The fifth is the maximum. This is the type of the type SSS and LLL, but similar in the intensity of their being profoundly different way. The type LLL dragging always complaining about everything and praise for your "high quality". It does not take long to realize that this is a perfect opportunity: Do not move hay if you do not get paid, and creates situations where the pander to all kinds of people and their opposites. Se è "di sinistra" (per quanto il termine oggi significhi poca cosa), fa il filo anche ad uno di destra, dicendo che, in fondo, si è sbagliato ad esserlo e che invece ora è fermamente convinto della idea del suo interlocutore. Se è "di destra", idem. Il tipo SSS sprizza fuoco di stronzità ad ogni poro della pelle, sia in vostra presenza che in vostra assenza e, in più, è capace di estrinsecare questa "qualità" in pubblico, cioè alla platea che in quel momento la circostanza gli regala come podio per sibilare ai quattro venti i suoi "pareri", e se la circostanza non gli fornisce un podio allora lui se lo crea, attaccando bottone con tutti con comizi e micro-assemblee estemporanee, e andrà alla ricerca of that podium where he will be praised (if one falls) as the savior of his country.

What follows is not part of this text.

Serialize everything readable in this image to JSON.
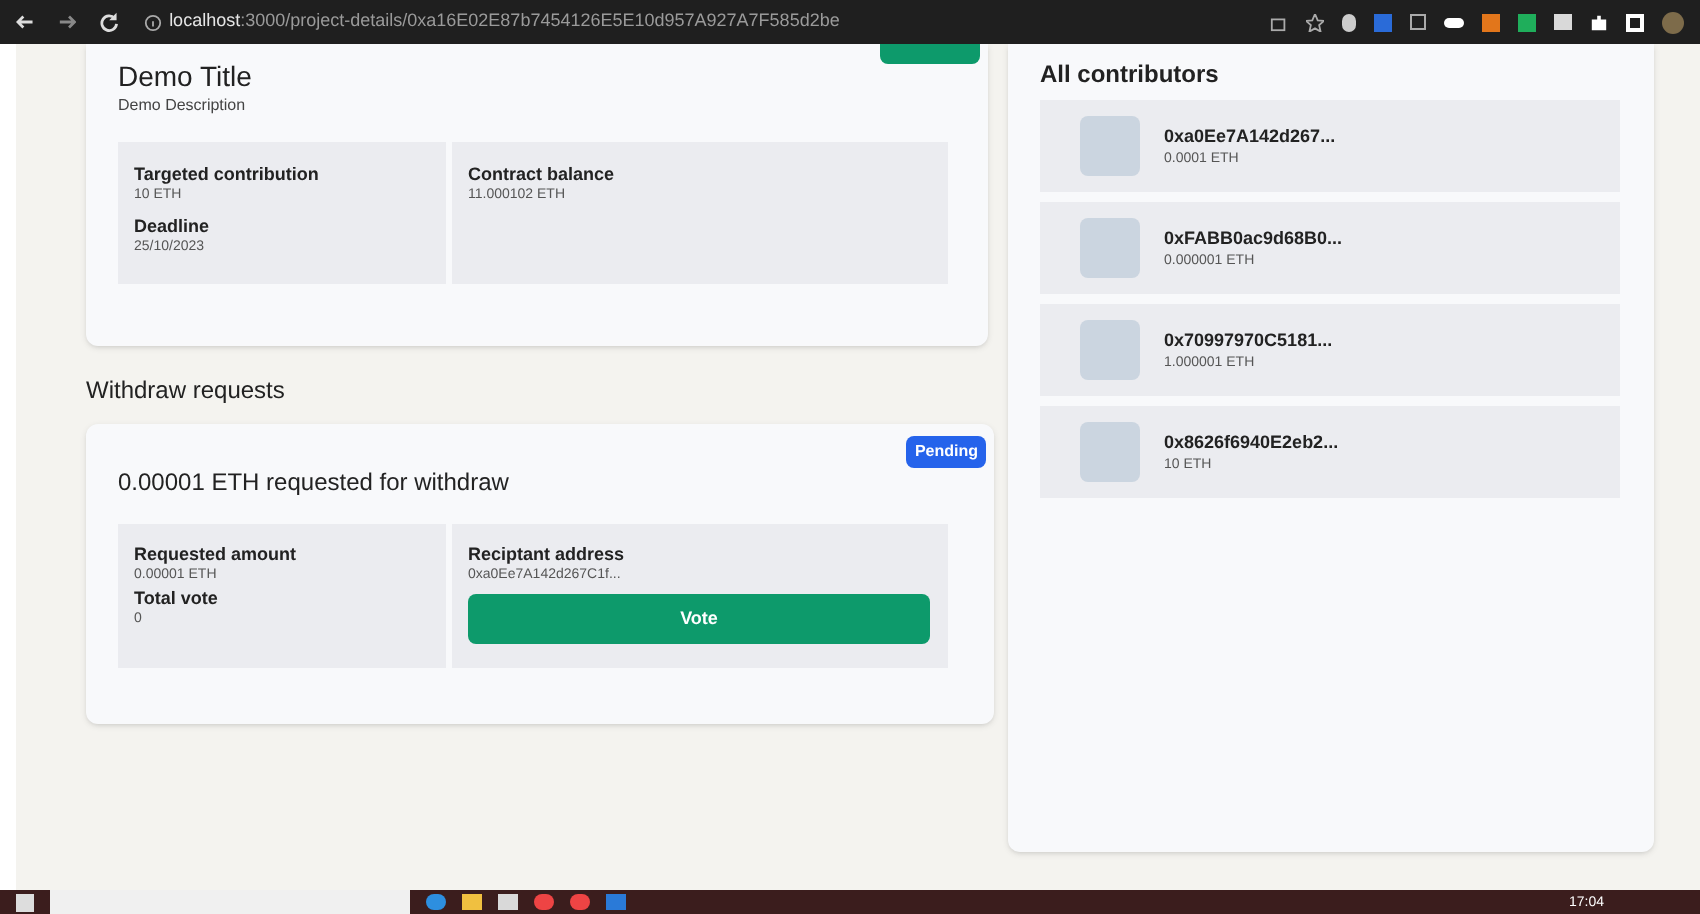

This is the situation that occurs in organizations, that figured in the places where people converge to "make ends meet." It does not take long to realize that the fourth and fifth kind of person are highly damaging to the good performance of the organization and that are causing the damage that the issues resolved.
And this is the situation that presents the Art Institute in Ancona, where I teach more than 25 years, and where, except the first, 95% of the people is the second type. But what about the third, fourth and fifth guy? Unfortunately, even here the 5% remaining (For those who love statistics) is of the greatest harm, and have plunged the school into a sort of circle of hell where, after the first infatuation with the art, getting away on foot uplifted, especially the leaders who, in recent 15 years, there have been at the average rate of 1.5 years each, with their great Goduria types that fall into that 5%.
could make 5 listings and divide the employees, especially teachers, according to its type, but this leaves the reader inside the school, its staff compilation.